La vuelta no podía ser con otro nombre. Tal y como señalaron los organizadores, debía ser con el torero que cortó las dos orejas al último toro de la pasada Feria de San Lucas, y con una figura profundamente unida a la historia reciente de Jaén. Porque la relación de David Galván con esta tierra es, ante todo, una historia humana y de superación.
El encuentro sirvió para recordar que Jaén tenía una ‘deuda pendiente’ con Galván.
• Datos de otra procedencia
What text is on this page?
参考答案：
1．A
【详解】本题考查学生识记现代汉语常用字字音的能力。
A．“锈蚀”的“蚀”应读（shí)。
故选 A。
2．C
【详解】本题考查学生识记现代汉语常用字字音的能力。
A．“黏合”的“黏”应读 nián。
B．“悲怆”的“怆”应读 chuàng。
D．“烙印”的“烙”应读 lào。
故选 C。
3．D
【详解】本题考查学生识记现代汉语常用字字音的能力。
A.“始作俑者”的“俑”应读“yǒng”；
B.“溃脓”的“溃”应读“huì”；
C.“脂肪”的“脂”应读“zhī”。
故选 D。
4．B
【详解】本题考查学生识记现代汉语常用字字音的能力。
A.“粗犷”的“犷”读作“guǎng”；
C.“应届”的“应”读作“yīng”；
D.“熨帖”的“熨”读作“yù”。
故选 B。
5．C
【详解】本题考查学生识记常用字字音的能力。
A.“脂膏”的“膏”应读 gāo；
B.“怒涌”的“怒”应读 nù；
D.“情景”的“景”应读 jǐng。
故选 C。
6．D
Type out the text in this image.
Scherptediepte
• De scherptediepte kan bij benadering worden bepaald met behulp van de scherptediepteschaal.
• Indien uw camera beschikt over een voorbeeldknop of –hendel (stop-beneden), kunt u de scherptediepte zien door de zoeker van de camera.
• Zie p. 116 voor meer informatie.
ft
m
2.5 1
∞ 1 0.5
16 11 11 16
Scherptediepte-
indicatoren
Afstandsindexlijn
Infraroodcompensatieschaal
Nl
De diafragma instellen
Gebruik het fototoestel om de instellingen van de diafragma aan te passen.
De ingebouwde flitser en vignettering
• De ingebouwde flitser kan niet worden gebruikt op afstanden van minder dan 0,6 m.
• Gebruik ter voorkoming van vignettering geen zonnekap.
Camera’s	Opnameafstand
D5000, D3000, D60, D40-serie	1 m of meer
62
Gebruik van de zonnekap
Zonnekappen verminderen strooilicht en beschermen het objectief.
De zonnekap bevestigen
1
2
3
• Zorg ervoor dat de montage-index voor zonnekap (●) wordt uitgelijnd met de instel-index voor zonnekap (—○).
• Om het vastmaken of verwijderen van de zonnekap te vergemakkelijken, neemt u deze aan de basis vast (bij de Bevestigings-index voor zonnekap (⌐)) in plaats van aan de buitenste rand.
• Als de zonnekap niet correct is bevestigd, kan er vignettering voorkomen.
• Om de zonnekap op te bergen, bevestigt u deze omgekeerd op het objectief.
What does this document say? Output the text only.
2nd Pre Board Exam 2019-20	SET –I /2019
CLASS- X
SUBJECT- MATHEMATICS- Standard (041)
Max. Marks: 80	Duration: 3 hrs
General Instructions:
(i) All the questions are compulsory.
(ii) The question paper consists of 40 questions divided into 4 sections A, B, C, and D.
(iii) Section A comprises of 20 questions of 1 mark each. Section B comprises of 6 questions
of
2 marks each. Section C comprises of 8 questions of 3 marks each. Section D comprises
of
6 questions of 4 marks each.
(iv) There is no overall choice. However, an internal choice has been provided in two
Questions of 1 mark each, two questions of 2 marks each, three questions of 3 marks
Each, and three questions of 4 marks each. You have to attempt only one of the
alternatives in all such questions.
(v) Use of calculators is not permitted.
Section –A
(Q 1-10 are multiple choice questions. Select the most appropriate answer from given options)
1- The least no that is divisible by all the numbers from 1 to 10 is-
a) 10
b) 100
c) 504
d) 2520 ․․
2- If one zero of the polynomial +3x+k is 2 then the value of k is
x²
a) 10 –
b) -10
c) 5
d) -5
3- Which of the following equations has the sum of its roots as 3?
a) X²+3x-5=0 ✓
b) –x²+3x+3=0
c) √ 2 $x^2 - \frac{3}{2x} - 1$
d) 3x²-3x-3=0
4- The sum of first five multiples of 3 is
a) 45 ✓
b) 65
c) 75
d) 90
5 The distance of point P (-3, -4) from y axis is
El diestro no hacía el paseíllo en Jaén desde octubre de 2013, fecha en la que sufrió una gravísima cornada que conmocionó tanto a la afición jiennense como al panorama taurino nacional. Doce años después, Galván regresaba a la Feria de San Lucas, cerrando un círculo vital y profesional que tuvo ayer uno de sus momentos más emotivos.
Durante la charla-coloquio, David Galván quiso expresar públicamente su agradecimiento al Dr. Rafael Fuentes, presente en el acto, destacando que ‘gracias a él y a su equipo puedo estar hoy toreando’. El torero recordó con emoción que, de no haber estado en sus manos tras aquella cornada, su carrera no habría tenido continuidad. ‘Jaén supone para mí algo muy especial, es una tierra donde me siento querido y en la que me encanta torear’, afirmó el diestro, visiblemente emocionado.
El acto estuvo moderado por José Luis Marín Weil y contó también con la intervención del presidente de la Asociación Taurina de Aficionados Prácticos de Jaén, Antonio González, quien subrayó la importancia de recuperar estos espacios de encuentro y reflexión taurina, y el significado de hacerlo con una figura tan vinculada a la afición local como David Galván.
Una noche para el recuerdo, en la que Jaén y Galván volvieron a encontrarse, reafirmando un vínculo forjado en la adversidad y fortalecido por el tiempo, un triunfo y la emoción compartida.